Dietitian Tseng suggests that consuming caffeine around 60 minutes before a ride is the optimal timing, allowing it to take full effect during the ride. For long-distance cycling sessions exceeding 90 minutes, a “low-dose, split supplementation” strategy is often used. This involves reducing each intake to around 2–4 mg per kilogram of body weight, while ensuring the total daily intake does not exceed 9 mg per kilogram. This approach helps avoid side effects such as elevated heart rate or anxiety, while maintaining stable performance throughout the ride.

Caffeine content can vary depending on coffee bean origin, grind size, and brewing temperature. In addition, other sources such as tea, cola, energy drinks, and flavored protein supplements may also contain caffeine, which can easily lead to unintentional overconsumption.

In recent years, many sports nutrition brands have introduced “pre-workout” supplements, including ingredients such as yerba mate and guarana. These products often already contain caffeine, along with other stimulant-like compounds. Combining them with additional caffeine intake may overstimulate the central nervous system, so caution is advised.

Dietitian Tseng Yi-Chun emphasizes that excessive caffeine intake may lead to side effects such as tremors, anxiety, elevated blood pressure, dizziness, cold sweats, and gastrointestinal discomfort, all of which can negatively impact athletic performance. For this reason, she recommends using standardized forms of caffeine intake, such as caffeine tablets or gels, to ensure precise dosage control.

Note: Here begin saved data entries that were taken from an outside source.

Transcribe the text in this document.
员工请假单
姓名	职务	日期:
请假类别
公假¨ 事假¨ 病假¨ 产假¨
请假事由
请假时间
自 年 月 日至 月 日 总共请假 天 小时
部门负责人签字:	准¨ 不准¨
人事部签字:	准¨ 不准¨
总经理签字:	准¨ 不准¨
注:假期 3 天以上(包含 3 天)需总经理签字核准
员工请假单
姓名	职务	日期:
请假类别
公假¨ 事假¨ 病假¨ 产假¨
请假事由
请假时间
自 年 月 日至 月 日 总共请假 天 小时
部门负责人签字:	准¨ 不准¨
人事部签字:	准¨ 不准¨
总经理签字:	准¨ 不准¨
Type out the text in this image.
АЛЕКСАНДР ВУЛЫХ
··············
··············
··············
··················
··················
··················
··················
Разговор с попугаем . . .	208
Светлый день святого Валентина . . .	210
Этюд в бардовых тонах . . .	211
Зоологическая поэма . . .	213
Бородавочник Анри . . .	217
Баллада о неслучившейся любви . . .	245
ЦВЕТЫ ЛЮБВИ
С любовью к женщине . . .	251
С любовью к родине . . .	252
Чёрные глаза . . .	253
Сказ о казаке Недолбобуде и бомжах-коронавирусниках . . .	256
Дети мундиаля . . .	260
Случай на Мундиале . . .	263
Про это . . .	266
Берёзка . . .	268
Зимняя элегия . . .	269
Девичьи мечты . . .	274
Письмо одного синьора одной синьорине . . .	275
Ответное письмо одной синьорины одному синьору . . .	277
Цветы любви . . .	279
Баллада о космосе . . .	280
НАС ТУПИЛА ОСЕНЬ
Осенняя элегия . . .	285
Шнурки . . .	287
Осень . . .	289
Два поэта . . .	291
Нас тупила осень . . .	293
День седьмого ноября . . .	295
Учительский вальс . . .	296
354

Smarter Caffeine Intake for Better Cycling Performance

Recent studies have found that combining caffeine with L-theanine can enhance focus while reducing side effects such as heart palpitations and hand tremors. It is generally recommended to consume 100–200 mg of L-theanine alongside caffeine in purified supplement form to achieve optimal effects.

In addition, if fatigue becomes severe during a ride—such as exhaustion or trembling—the body actually needs carbohydrate replenishment, such as energy gels or sports drinks, rather than additional caffeine.

For cycling enthusiasts, it is advisable to start with low doses and observe individual responses to find the most suitable intake level. It is also important to manage timing—avoid caffeine consumption at least four hours before bedtime to prevent interference with sleep and recovery. Finally, be aware of hidden sources of caffeine in the daily diet to avoid unintentional overconsumption.